Destigmatise sex!
- De-stigmatising sex involves a process of unlearning cultural narratives. Kink does not equate to violence. Nudity should not be conflated with sexuality. Fat is not offensive. Pornography can be artistic. Art can be pornographic. Algorithms cannot determine the gender of a person’s nipples, nor should it matter.
- Sexual content is not inherently harmful, risky, offensive, dangerous or inappropriate. It does not need redeeming through artistic, scientific, medical or literary framing. Sex already has cultural, social, and political value. Consensual sex has a valid role in broader human experience.
- Platforms should not conflate different kinds of sexual content or treat them as one homogenous harmful or ‘unsafe’ category. Sexual content is diverse. There are infinite kinds of sexual media that have different functions for creators and consumers including expression, identity, intimacy, connection, creativity and work.
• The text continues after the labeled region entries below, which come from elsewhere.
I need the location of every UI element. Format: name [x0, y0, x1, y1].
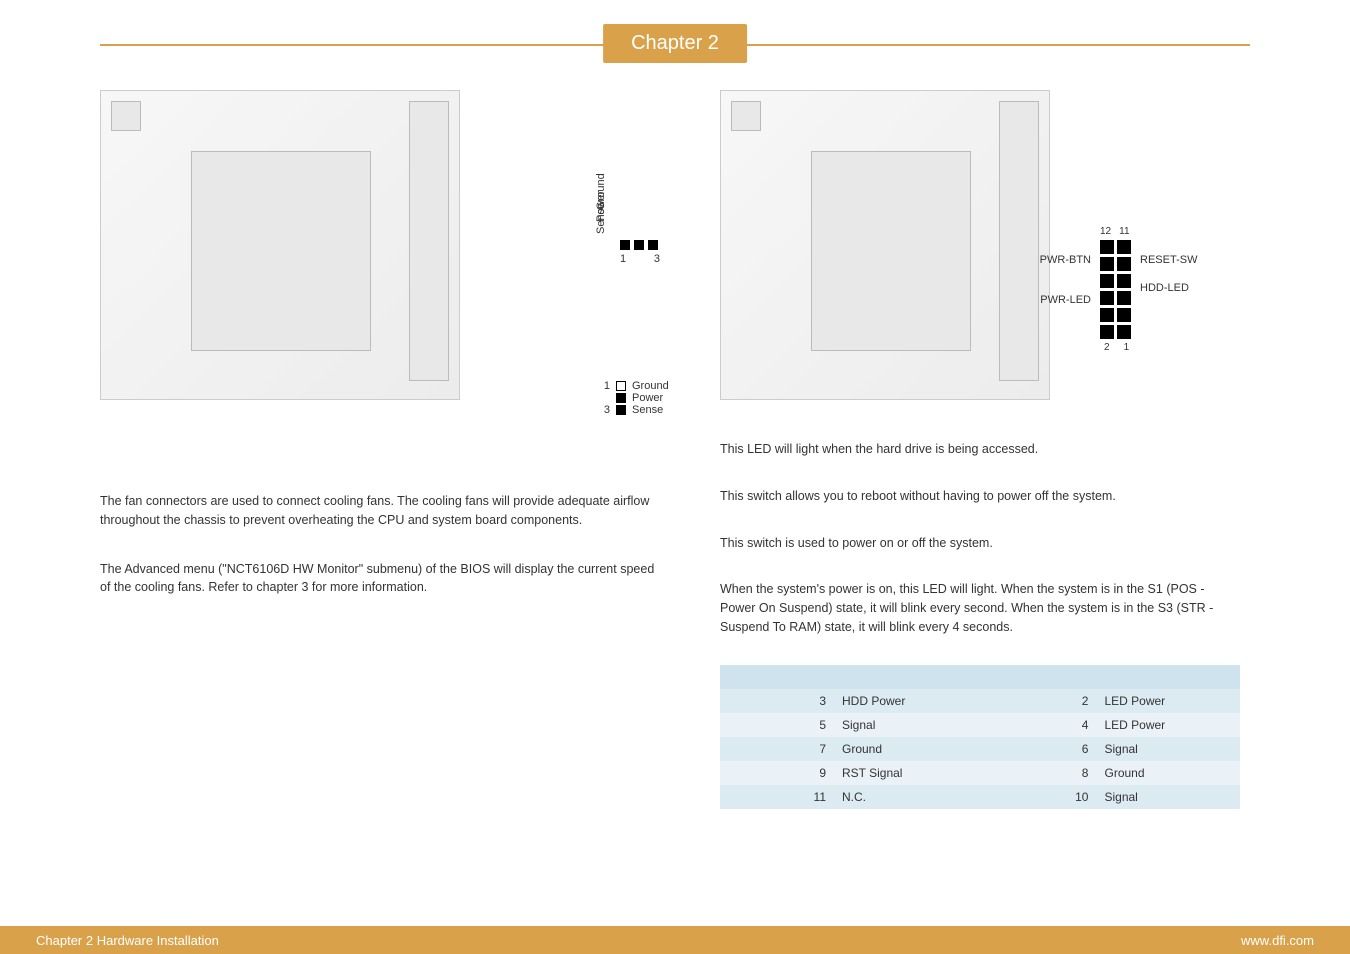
fan-side-pin-diagram: 1Ground Power 3Sense	[600, 380, 669, 416]
fan-side-lab-sense: Sense	[632, 404, 663, 416]
chapter-tab: Chapter 2	[603, 24, 747, 63]
fp-label-reset-sw: RESET-SW	[1140, 254, 1197, 266]
header-bar: Chapter 2	[0, 14, 1350, 54]
fp-num-2: 2	[1104, 342, 1110, 353]
table-row: 7 Ground 6 Signal	[720, 737, 1240, 761]
footer-right: www.dfi.com	[1241, 933, 1314, 948]
reset-sw-text: This switch allows you to reboot without…	[720, 487, 1240, 506]
footer-left: Chapter 2 Hardware Installation	[36, 933, 219, 948]
left-column: Ground Power Sense 1 3 1Ground Power 3Se…	[100, 90, 660, 597]
table-row: 11 N.C. 10 Signal	[720, 785, 1240, 809]
fan-side-lab-power: Power	[632, 392, 663, 404]
motherboard-diagram-right	[720, 90, 1050, 400]
fp-label-pwr-btn: PWR-BTN	[1040, 254, 1091, 266]
pwr-led-text: When the system's power is on, this LED …	[720, 580, 1240, 636]
table-row: 9 RST Signal 8 Ground	[720, 761, 1240, 785]
hdd-led-text: This LED will light when the hard drive …	[720, 440, 1240, 459]
fp-num-12: 12	[1100, 226, 1111, 237]
fp-label-hdd-led: HDD-LED	[1140, 282, 1189, 294]
fan-description-1: The fan connectors are used to connect c…	[100, 492, 660, 530]
fan-top-pin-3: 3	[654, 253, 660, 265]
fp-num-11: 11	[1119, 226, 1129, 237]
fan-top-pin-1: 1	[620, 253, 626, 265]
fan-description-2: The Advanced menu ("NCT6106D HW Monitor"…	[100, 560, 660, 598]
pin-table-body: 3 HDD Power 2 LED Power 5 Signal 4 LED P…	[720, 689, 1240, 809]
pwr-btn-text: This switch is used to power on or off t…	[720, 534, 1240, 553]
fan-top-labels: Ground Power Sense	[607, 198, 660, 234]
fan-side-lab-ground: Ground	[632, 380, 669, 392]
right-column: 12 11 2 1 PWR-BTN PWR-LED RESET-SW HDD-L…	[720, 90, 1240, 809]
fp-label-pwr-led: PWR-LED	[1040, 294, 1091, 306]
table-row: 3 HDD Power 2 LED Power	[720, 689, 1240, 713]
fp-num-1: 1	[1124, 342, 1130, 353]
fan-top-pin-diagram: 1 3	[620, 240, 660, 265]
page-footer: Chapter 2 Hardware Installation www.dfi.…	[0, 926, 1350, 954]
table-row: 5 Signal 4 LED Power	[720, 713, 1240, 737]
fan-top-label-sense: Sense	[595, 203, 607, 234]
front-panel-pin-table: 3 HDD Power 2 LED Power 5 Signal 4 LED P…	[720, 665, 1240, 809]
motherboard-diagram-left	[100, 90, 460, 400]
front-panel-header-diagram: 12 11 2 1 PWR-BTN PWR-LED RESET-SW HDD-L…	[1100, 240, 1131, 339]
- When platforms target ‘pornography,’ they scapegoat content regardless of its explicitness, context or user interpretation, and deliberately assign a pejorative category to content. The term ‘pornography’ is a regulatory construct so broad, disparate and inconsistent that it is poor criteria for content moderation.
- Sexuality is generally organised into systems of power that reward narrow forms of intimacy (such as marriage, monogamy, procreation, coupledom and private sex) and punish other forms of intimacy (such as public sexuality, queer sexualities, commercial sex and kink). These systems disadvantage and marginalise some sexual communities and privilege others, perpetuating inequalities.
- To address these inequalities, platforms could prioritise content by queer folk, trans folk, fat people, disabled people, sex workers and people of colour instead of amplifying white, cisgender, able-bodied, heteronormative bodies and intimacies.